JEUDI 24 SEPTEMBRE 2009 à 20H ☞ « L’HOMME D’ARAN », un film de Robert Joseph Flaherty
« L’HOMME D’ARAN »,
un film de Robert Joseph Flaherty
Documentaire – Grande-Bretagne – 1932-34 – 80 mn
Sur une île de l’archipel d’Aran, au large de l’Irlande, la vie quotidienne d’une famille de pêcheurs.Sur le sol rocailleux, sans cesse balayé par la tempête, on fabrique la terre cultivable : l’homme casse les pierres tandis que la femme amène les algues arrachées aux crevasses.Le fils pêche du haut des falaises. Un jour, le père, parti en mer, poursuit un requin. Il n’en vient à bout qu’après une lutte acharnée. Reparti en mer, il est pris dans une tempête. Son bateau est détruit. Il réussit toutefois à rejoindre l’île et sa famille.
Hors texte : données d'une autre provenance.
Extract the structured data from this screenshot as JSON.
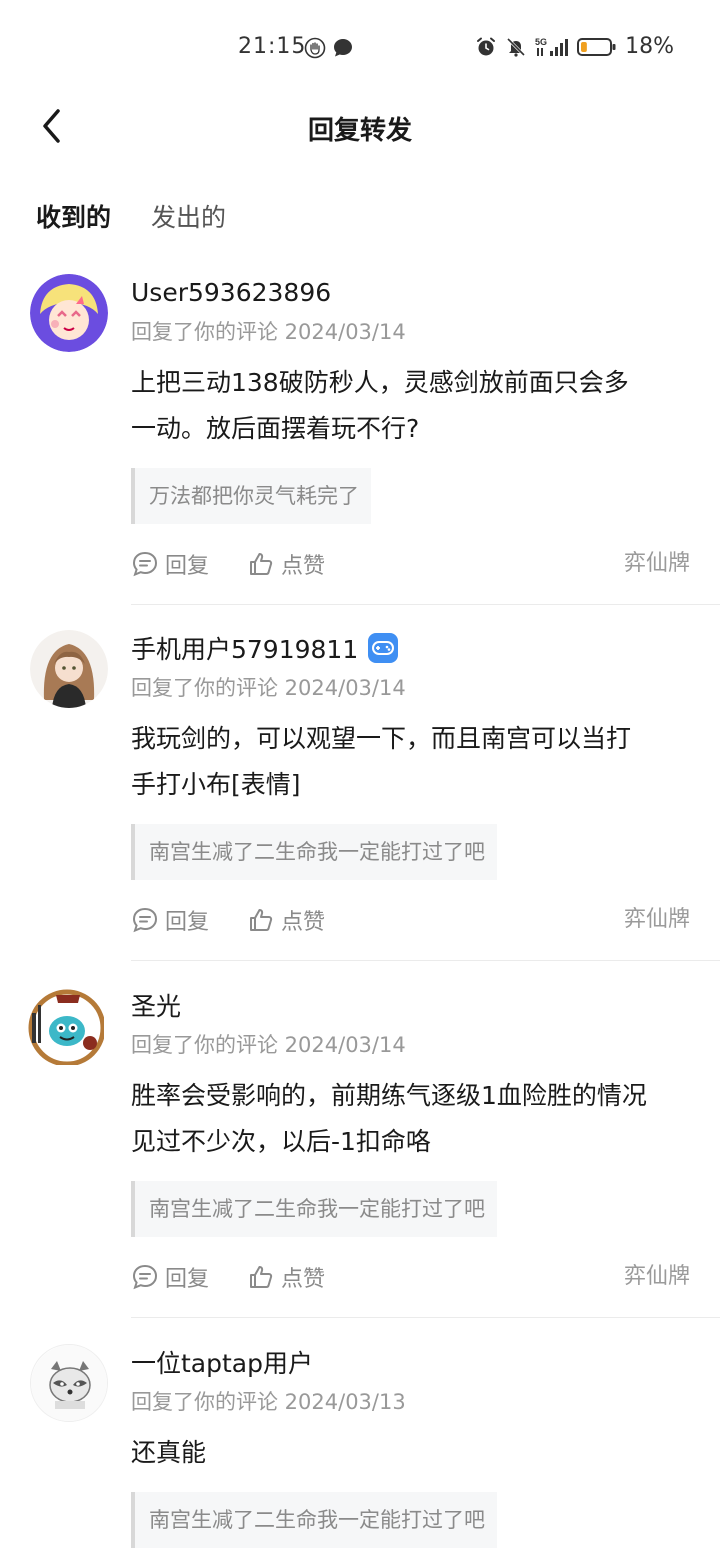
{
  "status_bar": {
    "time": "21:15",
    "battery_percent": "18%",
    "battery_level": 0.18,
    "network": "5G"
  },
  "header": {
    "title": "回复转发"
  },
  "tabs": [
    {
      "label": "收到的",
      "active": true
    },
    {
      "label": "发出的",
      "active": false
    }
  ],
  "actions": {
    "reply_label": "回复",
    "like_label": "点赞"
  },
  "items": [
    {
      "username": "User593623896",
      "meta": "回复了你的评论 2024/03/14",
      "body_lines": [
        "上把三动138破防秒人，灵感剑放前面只会多",
        "一动。放后面摆着玩不行?"
      ],
      "quote": "万法都把你灵气耗完了",
      "tag": "弈仙牌",
      "avatar_color": "#6b4de0"
    },
    {
      "username": "手机用户57919811",
      "meta": "回复了你的评论 2024/03/14",
      "body_lines": [
        "我玩剑的，可以观望一下，而且南宫可以当打",
        "手打小布[表情]"
      ],
      "quote": "南宫生减了二生命我一定能打过了吧",
      "tag": "弈仙牌",
      "avatar_color": "#c9a88a"
    },
    {
      "username": "圣光",
      "meta": "回复了你的评论 2024/03/14",
      "body_lines": [
        "胜率会受影响的，前期练气逐级1血险胜的情况",
        "见过不少次，以后-1扣命咯"
      ],
      "quote": "南宫生减了二生命我一定能打过了吧",
      "tag": "弈仙牌",
      "avatar_color": "#3cb8c8"
    },
    {
      "username": "一位taptap用户",
      "meta": "回复了你的评论 2024/03/13",
      "body_lines": [
        "还真能"
      ],
      "quote": "南宫生减了二生命我一定能打过了吧",
      "tag": "",
      "avatar_color": "#f2f2f2"
    }
  ]
}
Au-delà de l’anthropologue ou l’ethnologue, Flaherty est avant tout un merveilleux conteur. Il n’est pas tant fasciné par la justesse scientifique, l’étude des mœurs des peuplades lointaines que par le rapport viscéral, originel et poétique que l’homme entretient avec la nature. Flaherty est le cinéaste des éléments. Dans Nanouk, il filmait la glace et le vent et lorsqu’il plante sa caméra pendant deux ans sur ce petit point de carte méconnu qu’est l’île d’Inishmore (dans L’homme d’Aran) dans la baie de Galway au large de l’Irlande, c’est pour mieux filmer l’hostilité de la mer à l’égard des hommes. Une mer incroyablement expressive, tempétueuse, envoyant ses gigantesques vagues écumeuses à l’assaut des falaises. La mer, le ciel et la terre. Contraints d’aller chercher la terre dans les crevasses de la roche, les hommes s’efforcent de réaliser une agriculture précaire, leur ressource première étant celle de la pêche en pleine mer au péril de leur vie. De même que Flaherty avait demandé à Nanouk de reproduire son quotidien, il demande aux hommes d’Aran de pratiquer de nouveau une pêche abandonnée, celle du requin. Sans doute la scène d’anthologie du film; Deux jours pour venir à bout d’un requin pèlerin long de plusieurs mètres; Flaherty nous plonge au cœur de l’événement, usant d’un montage haletant (qui inspira sans doute le Spielberg des Dents la mer), multipliant les points de vue, nous faisant partager l’attente, l’angoisse, la nervosité et le rapport de forces incroyablement tendu entre l’homme et l’animal.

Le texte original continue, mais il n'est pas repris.